Cordilleran Section - 117th Annual Meeting - 2021

Paper No. 17-2
Presentation Time: 8:55 AM

CO2 TRANSPORT IN ARC MAGMAS: EVIDENCE FROM UNIQUE ORBICULAR DIKES IN THE JURASSIC BONANZA ARC, VANCOUVER ISLAND, CANADA


MORRIS, Rebecca, School of Earth & Ocean Sciences, University of Victoria, 3575 Elliston Ave, Victoria, BC V8X 1R6, CANADA and CANIL, Dante, School of Earth and Ocean Sciences, University of Victoria, 3800 Finnerty Road, Victoria, BC V8W3V6, Canada

It has traditionally been assumed that outgassed CO2 at arcs is primarily sourced from the mantle, however increasing evidence suggests the interaction between arc magmas and crustal carbonates may play a larger role. The Jurassic Bonanza arc on Vancouver Island is a well-exposed island arc crustal section, where magmas that fed the arc for >30 Myr interacted with pre-existing Triassic and Permian basement carbonates.
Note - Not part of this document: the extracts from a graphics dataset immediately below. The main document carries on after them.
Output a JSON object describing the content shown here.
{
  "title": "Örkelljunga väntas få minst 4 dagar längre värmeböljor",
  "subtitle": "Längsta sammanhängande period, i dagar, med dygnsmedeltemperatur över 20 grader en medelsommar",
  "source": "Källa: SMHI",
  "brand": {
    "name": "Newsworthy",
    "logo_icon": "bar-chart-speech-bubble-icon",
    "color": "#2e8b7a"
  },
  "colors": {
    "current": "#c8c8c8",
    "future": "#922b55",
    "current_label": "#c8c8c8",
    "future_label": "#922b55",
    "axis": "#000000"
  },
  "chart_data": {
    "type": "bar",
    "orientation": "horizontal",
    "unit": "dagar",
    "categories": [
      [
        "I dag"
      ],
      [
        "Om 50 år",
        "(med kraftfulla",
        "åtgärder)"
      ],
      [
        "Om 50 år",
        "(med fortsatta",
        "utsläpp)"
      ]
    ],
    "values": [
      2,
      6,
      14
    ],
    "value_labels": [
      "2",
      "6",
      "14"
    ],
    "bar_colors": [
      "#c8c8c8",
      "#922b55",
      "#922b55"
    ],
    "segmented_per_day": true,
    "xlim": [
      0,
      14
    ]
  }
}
Here, we examine magma-carbonate interactions within this arc at the Merry Widow Mountain area of northern Vancouver Island, where accessible and well-exposed contacts between magma and carbonate occur on a variety of scales from km-scale plutons to m-scale dikes. Detailed mapping revealed unique late-stage orbicular mafic dikes that show overwhelming physical and chemical evidence of magmas interacting with subsurface carbonate wallrock (limestone). We test whether arc basaltic dikes can assimilate substantial limestone, and how they might transport a significant carbonate component (or CO2) within arc systems. We interpret the unique orbicular textures within these dikes to be fluid- and Ca-rich liquids produced from melted wallrock and use experiments on similar basalt-carbonate interactions to support our findings. We show that intense mafic diking within early magmatism of the Jurassic Bonanza arc may have assimilated up to 16% limestone to produce up to 7 wt.% CO2. Our results help to inform on the amount and mechanism of CO2 transport in arc magmas.